В башке Берю мало света, и вес его мозга вряд ли способен зашкалить почтовые весы, но иногда он говорит разумные вещи. В жизни лишь дураки способны высказать подобное. Прочие начинают ломать себе голову. Они мучают серое вещество, фантазируют, выдумывают ерунду, извращают реальность. Дурень говорит то, что думает, а поскольку он думает правильно, он и говорит правильно. Никогда не предпринимайте ничего серьезного, не выяснив мнения дурака! Это великое правило, которое знают и применяют в жизни крупные бизнесмены. Вы можете в этом убедиться: вокруг них всегда вьется множество дураков. Благородные дураки для поддержания престижа фирмы, старые дураки для почета и бесчисленное количество бедных дураков, чтобы приносить удачу! Самые хитрые заручаются сотрудничеством самых отъявленных дураков, чтобы проверить на них дух смутьянства, который в конечном итоге внедряется в общественное сознание. Дурак — это микроорганизм, без которого вселенная распалась бы.

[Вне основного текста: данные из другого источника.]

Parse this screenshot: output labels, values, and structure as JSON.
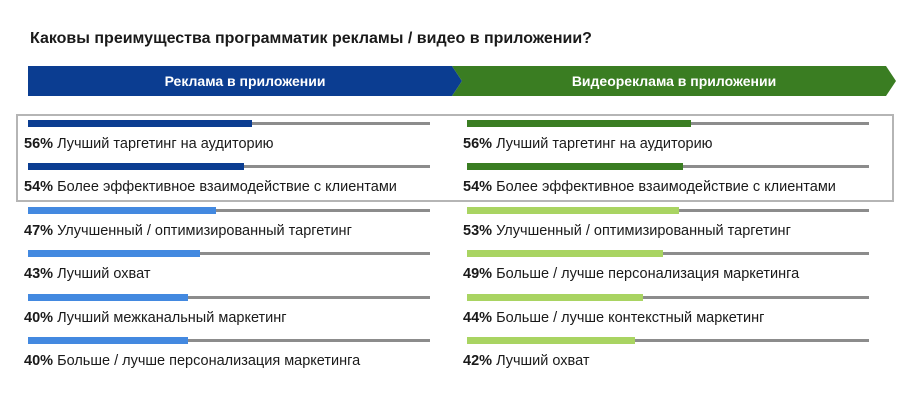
{
  "title": "Каковы преимущества программатик рекламы / видео в приложении?",
  "colors": {
    "left_banner": "#0b3d91",
    "right_banner": "#3a7d22",
    "left_top": "#0b3d91",
    "left_rest": "#4389e0",
    "right_top": "#3a7d22",
    "right_rest": "#a9d462",
    "track": "#8c8c8c"
  },
  "chart_data": [
    {
      "type": "bar",
      "title": "Реклама в приложении",
      "unit": "%",
      "highlighted_top": 2,
      "items": [
        {
          "value": 56,
          "pct": "56%",
          "label": "Лучший таргетинг на аудиторию"
        },
        {
          "value": 54,
          "pct": "54%",
          "label": "Более эффективное взаимодействие с клиентами"
        },
        {
          "value": 47,
          "pct": "47%",
          "label": "Улучшенный / оптимизированный таргетинг"
        },
        {
          "value": 43,
          "pct": "43%",
          "label": "Лучший охват"
        },
        {
          "value": 40,
          "pct": "40%",
          "label": "Лучший межканальный маркетинг"
        },
        {
          "value": 40,
          "pct": "40%",
          "label": "Больше / лучше персонализация маркетинга"
        }
      ]
    },
    {
      "type": "bar",
      "title": "Видеореклама в приложении",
      "unit": "%",
      "highlighted_top": 2,
      "items": [
        {
          "value": 56,
          "pct": "56%",
          "label": "Лучший таргетинг на аудиторию"
        },
        {
          "value": 54,
          "pct": "54%",
          "label": "Более эффективное взаимодействие с клиентами"
        },
        {
          "value": 53,
          "pct": "53%",
          "label": "Улучшенный / оптимизированный таргетинг"
        },
        {
          "value": 49,
          "pct": "49%",
          "label": "Больше / лучше персонализация маркетинга"
        },
        {
          "value": 44,
          "pct": "44%",
          "label": "Больше / лучше контекстный маркетинг"
        },
        {
          "value": 42,
          "pct": "42%",
          "label": "Лучший охват"
        }
      ]
    }
  ]
}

— У тебя есть солнцезащитные очки? — спрашиваю я у Мартине. Вопрос абсолютно праздный: у всех инспекторов они есть, как, впрочем, и лайковые перчатки, и белый платок в кармашке.
Я вырываю чистый листок из блокнота и пишу печатными буквами:
"Браво. Хорошо сыграно. А теперь нужно поговорить. Назначьте свидание, написав мне на имя Мартине на почтовое отделение Белькомба “до востребования”. В Ваших интересах сделать это побыстрее”.
Я протягиваю листок инспектору. Он читает и смотрит на меня, не понимая.
— Что это значит, господин комиссар?
— По выходе из кладбища все будут пожимать друг другу руки, — говорю я. — Когда будешь пожимать руку вдове, сунь ей в ладонь эту записку.